Millie called it the night I’d cleaned the blood from her skin and kissed her silly. Silly Millie. She wasn’t silly at all. She knew the score. And she was waiting for me to decide if I was man enough to love a blind girl.
Kissing a blind girl is an unpardonable sin, she’d said, taunting me. But she was wrong about that. Kissing a blind girl wasn’t unpardonable. Loving her wasn’t unpardonable either. But loving her and letting her down . . . that was unpardonable to me. That was unforgiveable. That was the part I struggled with.
The music resumed, but this time the melody was slower, sadder—music for listening rather than dancing. It was a Damien Rice song called “The Blower’s Daughter” and it pleased me that Millie knew it too, the discovery making me feel hopeful in an ‘if-we-love-the-same-music-our-hearts-must-match’ kind of way. I rose, grateful for the noise to cover my ascent, but Robin rounded the corner before I could take a single step.
When she saw me she squeaked and jumped a foot in the air. I held a finger to my lips, shaking my head vigorously. Millie didn’t need to know what I’d heard.
I turned and climbed the stairs, hoping Robin was following me, hoping Millie wasn’t.
I walked into the laundry room with Robin at my heels. I shut the door carefully behind her and shoved my hands into my front pockets, meeting her wide-eyed gaze.
“I want you to yell down the stairs. Tell her that I’m here. Tell her I’m coming down,” I demanded.
“But . . . you . . . how long were you there?” she stuttered.
I waited, not answering, and Robin’s face twisted into a scowl.
“You’re right about me, you know,” I said, giving her an indirect answer. “I do like women. I like them a lot. Especially beautiful women. And I’ve never been interested in having just one. I’ve never even had a girlfriend. There’s never been a girl that’s kept my attention. Until now.”
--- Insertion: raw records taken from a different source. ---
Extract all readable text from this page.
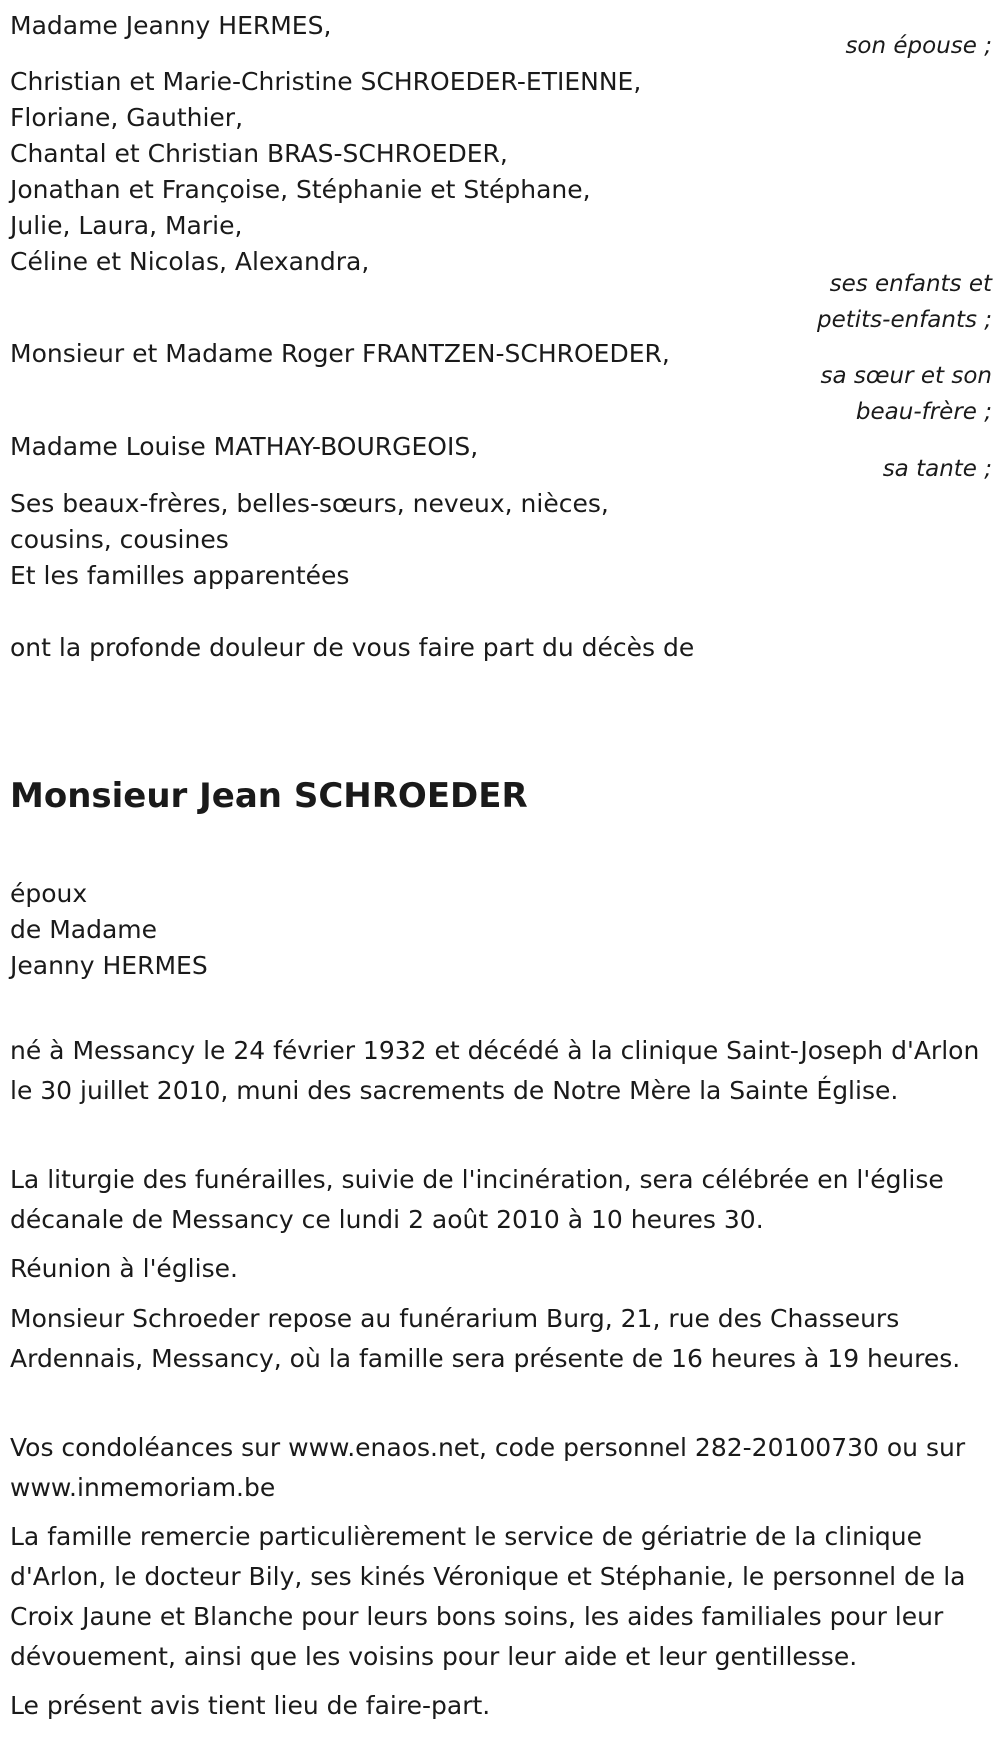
Madame Jeanny HERMES,
son épouse ;
Christian et Marie-Christine SCHROEDER-ETIENNE,
Floriane, Gauthier,
Chantal et Christian BRAS-SCHROEDER,
Jonathan et Françoise, Stéphanie et Stéphane,
Julie, Laura, Marie,
Céline et Nicolas, Alexandra,
ses enfants et
petits-enfants ;
Monsieur et Madame Roger FRANTZEN-SCHROEDER,
sa sœur et son
beau-frère ;
Madame Louise MATHAY-BOURGEOIS,
sa tante ;
Ses beaux-frères, belles-sœurs, neveux, nièces,
cousins, cousines
Et les familles apparentées
ont la profonde douleur de vous faire part du décès de
Monsieur Jean SCHROEDER
époux
de Madame
Jeanny HERMES
né à Messancy le 24 février 1932 et décédé à la clinique Saint-Joseph d'Arlon le 30 juillet 2010, muni des sacrements de Notre Mère la Sainte Église.
La liturgie des funérailles, suivie de l'incinération, sera célébrée en l'église décanale de Messancy ce lundi 2 août 2010 à 10 heures 30.
Réunion à l'église.
Monsieur Schroeder repose au funérarium Burg, 21, rue des Chasseurs Ardennais, Messancy, où la famille sera présente de 16 heures à 19 heures.
Vos condoléances sur www.enaos.net, code personnel 282-20100730 ou sur www.inmemoriam.be
La famille remercie particulièrement le service de gériatrie de la clinique d'Arlon, le docteur Bily, ses kinés Véronique et Stéphanie, le personnel de la Croix Jaune et Blanche pour leurs bons soins, les aides familiales pour leur dévouement, ainsi que les voisins pour leur aide et leur gentillesse.
Le présent avis tient lieu de faire-part.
Robin’s scowl evaporated instantly, and her pursed lips slid into a smile. Without another word, she turned, opened the door, and bellowed down the stairs.
“Amelie! You’ve got company!”
I slid past Robin, winking as I headed back down the way I’d just come.
“Don’t screw this up!” she hissed. “She’s had too much shit in her life, and she doesn’t need more, Tag Taggert. Sunshine. Roses. Kisses. Adoration. That’s your job! No shit allowed!”
I couldn’t promise a future with no shit. I couldn’t even promise I wouldn’t cause some. I couldn’t alter my DNA, and I was sure I had strands that were soaked in the stuff. But I was bound and determined to shelter Millie from as much as I could. I shot a look over my shoulder and nodded once at Millie’s protective cousin, an acknowledgement that I’d heard her, and Robin closed the door, giving us the privacy I hadn’t afforded them.